Counterexamples show classical calculus theorems fail in Scale Calculus.

Continuity of differentials depends on specific coordinates.

Justifies the technical complexity in Polyfold Theory foundations.

Abstract

We construct counterexamples to classical calculus facts such as the Inverse and Implicit Function Theorems in Scale Calculus -- a generalization of Multivariable Calculus to infinite dimensional vector spaces in which the reparameterization maps relevant to Symplectic Geometry are smooth. Scale Calculus is a cornerstone of Polyfold Theory, which was introduced by Hofer-Wysocki-Zehnder as a broadly applicable tool for regularizing moduli spaces of pseudoholomorphic curves.
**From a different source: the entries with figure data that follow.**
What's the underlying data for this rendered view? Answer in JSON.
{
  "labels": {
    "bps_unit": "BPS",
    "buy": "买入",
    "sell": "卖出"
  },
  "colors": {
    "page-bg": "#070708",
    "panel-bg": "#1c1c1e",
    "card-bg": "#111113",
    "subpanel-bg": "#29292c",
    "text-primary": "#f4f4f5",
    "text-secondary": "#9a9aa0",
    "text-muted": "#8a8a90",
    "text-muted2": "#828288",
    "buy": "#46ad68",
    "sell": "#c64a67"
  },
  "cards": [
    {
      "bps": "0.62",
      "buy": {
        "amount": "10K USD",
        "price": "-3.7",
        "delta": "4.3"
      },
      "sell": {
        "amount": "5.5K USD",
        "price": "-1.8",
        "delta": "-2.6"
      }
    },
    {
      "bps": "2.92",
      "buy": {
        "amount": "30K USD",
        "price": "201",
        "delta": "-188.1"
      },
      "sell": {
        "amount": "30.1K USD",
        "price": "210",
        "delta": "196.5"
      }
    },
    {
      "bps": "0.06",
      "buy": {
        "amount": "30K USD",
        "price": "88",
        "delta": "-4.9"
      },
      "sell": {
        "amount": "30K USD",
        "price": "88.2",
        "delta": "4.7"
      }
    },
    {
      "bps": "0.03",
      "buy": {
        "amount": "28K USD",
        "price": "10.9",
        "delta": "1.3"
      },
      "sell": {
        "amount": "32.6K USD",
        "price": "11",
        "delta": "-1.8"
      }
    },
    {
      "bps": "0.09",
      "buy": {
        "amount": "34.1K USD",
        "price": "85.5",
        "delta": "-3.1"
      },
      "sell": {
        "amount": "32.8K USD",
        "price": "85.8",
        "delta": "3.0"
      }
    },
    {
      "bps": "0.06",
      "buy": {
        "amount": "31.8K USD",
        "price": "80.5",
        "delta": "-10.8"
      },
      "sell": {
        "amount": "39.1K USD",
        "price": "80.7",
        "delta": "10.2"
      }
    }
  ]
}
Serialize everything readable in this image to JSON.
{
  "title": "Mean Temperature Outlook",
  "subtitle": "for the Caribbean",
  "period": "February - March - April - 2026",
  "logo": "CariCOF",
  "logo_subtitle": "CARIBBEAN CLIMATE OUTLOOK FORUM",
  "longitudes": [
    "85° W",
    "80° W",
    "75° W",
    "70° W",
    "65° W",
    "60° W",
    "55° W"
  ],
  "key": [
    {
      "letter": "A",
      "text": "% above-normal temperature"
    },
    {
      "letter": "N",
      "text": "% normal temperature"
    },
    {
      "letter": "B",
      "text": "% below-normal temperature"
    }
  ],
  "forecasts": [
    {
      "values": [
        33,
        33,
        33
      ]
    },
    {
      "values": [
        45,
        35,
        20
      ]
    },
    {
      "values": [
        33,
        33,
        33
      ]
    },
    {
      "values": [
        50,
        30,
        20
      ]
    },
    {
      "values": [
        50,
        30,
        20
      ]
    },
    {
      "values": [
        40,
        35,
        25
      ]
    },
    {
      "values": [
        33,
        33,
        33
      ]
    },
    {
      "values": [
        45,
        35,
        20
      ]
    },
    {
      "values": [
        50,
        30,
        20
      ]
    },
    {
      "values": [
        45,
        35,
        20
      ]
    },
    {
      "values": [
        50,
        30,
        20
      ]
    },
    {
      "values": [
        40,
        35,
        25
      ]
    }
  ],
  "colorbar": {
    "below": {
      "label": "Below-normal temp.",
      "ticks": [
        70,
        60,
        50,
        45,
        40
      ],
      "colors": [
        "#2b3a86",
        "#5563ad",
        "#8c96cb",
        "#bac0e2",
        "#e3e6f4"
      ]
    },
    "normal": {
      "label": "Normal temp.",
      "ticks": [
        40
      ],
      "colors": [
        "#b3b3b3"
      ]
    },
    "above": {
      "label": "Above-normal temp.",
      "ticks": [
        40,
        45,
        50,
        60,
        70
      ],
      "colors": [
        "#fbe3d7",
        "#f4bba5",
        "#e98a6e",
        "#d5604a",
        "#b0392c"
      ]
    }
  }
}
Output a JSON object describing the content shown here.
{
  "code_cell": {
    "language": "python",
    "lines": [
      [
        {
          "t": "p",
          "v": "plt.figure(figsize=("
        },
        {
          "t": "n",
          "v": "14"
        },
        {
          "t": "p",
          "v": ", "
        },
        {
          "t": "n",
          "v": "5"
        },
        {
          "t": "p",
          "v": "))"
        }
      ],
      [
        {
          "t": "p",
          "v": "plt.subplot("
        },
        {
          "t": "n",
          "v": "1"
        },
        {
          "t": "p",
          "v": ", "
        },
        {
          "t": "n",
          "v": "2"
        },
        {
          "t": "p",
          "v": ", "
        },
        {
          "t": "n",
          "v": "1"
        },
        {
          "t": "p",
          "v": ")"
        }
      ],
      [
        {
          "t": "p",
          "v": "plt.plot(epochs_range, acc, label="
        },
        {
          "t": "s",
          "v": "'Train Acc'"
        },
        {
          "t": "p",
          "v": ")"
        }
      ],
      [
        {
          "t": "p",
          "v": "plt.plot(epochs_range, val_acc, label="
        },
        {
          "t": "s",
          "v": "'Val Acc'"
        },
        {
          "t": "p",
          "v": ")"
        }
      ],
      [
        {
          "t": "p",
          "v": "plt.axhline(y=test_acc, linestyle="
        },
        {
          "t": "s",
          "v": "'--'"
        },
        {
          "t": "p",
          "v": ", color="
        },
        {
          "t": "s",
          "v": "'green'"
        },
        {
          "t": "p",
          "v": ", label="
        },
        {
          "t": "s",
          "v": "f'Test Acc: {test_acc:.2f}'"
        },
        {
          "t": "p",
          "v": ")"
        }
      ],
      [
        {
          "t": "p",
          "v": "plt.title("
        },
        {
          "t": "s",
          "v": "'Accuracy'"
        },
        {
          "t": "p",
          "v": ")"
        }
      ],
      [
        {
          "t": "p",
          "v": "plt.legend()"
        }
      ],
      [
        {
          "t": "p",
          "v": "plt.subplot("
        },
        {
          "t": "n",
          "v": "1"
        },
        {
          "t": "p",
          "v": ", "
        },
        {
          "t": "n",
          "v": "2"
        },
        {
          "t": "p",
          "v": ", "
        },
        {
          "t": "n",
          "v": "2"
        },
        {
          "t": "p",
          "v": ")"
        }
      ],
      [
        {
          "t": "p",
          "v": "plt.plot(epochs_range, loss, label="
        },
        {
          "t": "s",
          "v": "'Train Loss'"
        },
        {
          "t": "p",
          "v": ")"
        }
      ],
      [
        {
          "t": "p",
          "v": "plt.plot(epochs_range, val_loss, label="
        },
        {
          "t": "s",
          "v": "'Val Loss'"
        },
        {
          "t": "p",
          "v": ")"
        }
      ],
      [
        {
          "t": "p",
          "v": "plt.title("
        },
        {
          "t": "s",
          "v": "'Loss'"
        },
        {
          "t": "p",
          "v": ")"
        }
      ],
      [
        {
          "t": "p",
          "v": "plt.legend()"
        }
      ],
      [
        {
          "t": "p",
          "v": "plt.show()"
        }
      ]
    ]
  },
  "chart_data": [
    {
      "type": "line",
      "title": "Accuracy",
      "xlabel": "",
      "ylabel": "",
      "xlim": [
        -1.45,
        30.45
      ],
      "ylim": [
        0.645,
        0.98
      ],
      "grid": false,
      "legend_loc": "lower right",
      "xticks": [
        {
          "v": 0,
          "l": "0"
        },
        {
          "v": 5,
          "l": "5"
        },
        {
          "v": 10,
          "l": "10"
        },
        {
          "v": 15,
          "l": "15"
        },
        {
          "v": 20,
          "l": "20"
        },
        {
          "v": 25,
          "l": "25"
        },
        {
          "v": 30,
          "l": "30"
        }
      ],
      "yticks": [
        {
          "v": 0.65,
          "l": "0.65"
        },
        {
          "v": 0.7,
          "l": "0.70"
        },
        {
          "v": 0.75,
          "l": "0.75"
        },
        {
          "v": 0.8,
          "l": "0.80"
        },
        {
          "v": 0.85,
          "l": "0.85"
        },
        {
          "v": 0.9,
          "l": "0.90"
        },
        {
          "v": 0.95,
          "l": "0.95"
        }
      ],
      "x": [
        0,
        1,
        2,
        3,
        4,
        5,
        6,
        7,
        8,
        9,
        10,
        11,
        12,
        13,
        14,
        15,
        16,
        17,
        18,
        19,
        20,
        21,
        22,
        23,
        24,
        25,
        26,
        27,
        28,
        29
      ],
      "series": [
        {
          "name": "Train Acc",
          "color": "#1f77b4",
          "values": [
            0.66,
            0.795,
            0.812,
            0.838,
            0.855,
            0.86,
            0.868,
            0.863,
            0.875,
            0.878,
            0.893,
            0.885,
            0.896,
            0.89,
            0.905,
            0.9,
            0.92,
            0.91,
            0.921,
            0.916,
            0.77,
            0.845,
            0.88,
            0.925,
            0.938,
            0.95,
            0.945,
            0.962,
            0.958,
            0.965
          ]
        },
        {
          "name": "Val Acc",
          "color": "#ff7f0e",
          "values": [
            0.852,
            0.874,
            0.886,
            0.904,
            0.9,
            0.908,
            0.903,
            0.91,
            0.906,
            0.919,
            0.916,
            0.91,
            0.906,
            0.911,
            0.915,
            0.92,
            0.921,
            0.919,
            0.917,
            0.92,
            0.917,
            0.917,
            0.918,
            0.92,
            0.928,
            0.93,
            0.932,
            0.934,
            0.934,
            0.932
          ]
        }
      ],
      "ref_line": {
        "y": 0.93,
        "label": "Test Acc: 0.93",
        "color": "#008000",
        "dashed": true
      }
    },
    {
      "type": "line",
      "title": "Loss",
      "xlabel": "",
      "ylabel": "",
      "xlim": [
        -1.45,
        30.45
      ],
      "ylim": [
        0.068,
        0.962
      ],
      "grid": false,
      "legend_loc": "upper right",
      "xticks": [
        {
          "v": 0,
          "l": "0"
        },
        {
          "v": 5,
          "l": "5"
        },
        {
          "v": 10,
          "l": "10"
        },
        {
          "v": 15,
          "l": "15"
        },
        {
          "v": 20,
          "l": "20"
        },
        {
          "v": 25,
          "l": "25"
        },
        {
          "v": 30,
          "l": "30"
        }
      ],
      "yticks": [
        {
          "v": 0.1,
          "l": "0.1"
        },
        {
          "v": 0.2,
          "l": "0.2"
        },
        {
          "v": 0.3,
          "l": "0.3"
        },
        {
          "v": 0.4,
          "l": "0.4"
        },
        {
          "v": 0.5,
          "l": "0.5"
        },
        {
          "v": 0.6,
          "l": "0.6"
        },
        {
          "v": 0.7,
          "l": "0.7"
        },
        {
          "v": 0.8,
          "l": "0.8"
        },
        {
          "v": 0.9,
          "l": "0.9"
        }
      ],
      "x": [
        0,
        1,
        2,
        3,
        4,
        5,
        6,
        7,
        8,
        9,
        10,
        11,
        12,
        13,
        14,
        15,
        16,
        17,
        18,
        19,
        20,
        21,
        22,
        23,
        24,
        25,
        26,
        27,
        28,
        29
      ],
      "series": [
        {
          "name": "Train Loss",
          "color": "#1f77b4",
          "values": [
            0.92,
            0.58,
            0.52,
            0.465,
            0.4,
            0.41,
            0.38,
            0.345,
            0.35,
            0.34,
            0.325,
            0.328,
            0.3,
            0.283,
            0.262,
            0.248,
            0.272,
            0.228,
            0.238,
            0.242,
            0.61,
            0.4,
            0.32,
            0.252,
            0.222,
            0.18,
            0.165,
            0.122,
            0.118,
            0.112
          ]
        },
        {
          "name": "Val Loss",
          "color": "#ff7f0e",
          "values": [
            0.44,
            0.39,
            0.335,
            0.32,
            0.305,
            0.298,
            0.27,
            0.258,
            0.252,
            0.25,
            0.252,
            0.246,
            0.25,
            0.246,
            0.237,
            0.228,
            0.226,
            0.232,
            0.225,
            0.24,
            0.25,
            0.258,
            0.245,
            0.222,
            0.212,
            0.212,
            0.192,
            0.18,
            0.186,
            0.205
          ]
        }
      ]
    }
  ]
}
We show how the novel nonlinear scale-Fredholm notion in Polyfold Theory overcomes the lack of Implicit Function Theorems, by formally establishing an often implicitly used fact: The differentials of basic germs -- the local models for scale-Fredholm maps -- vary continuously in the space of bounded operators when the base point changes. We moreover demonstrate that this continuity holds only in specific coordinates, by constructing an example of a scale-diffeomorphism and scale-Fredholm map with discontinuous differentials. This justifies the high technical complexity in the foundations of Polyfold Theory.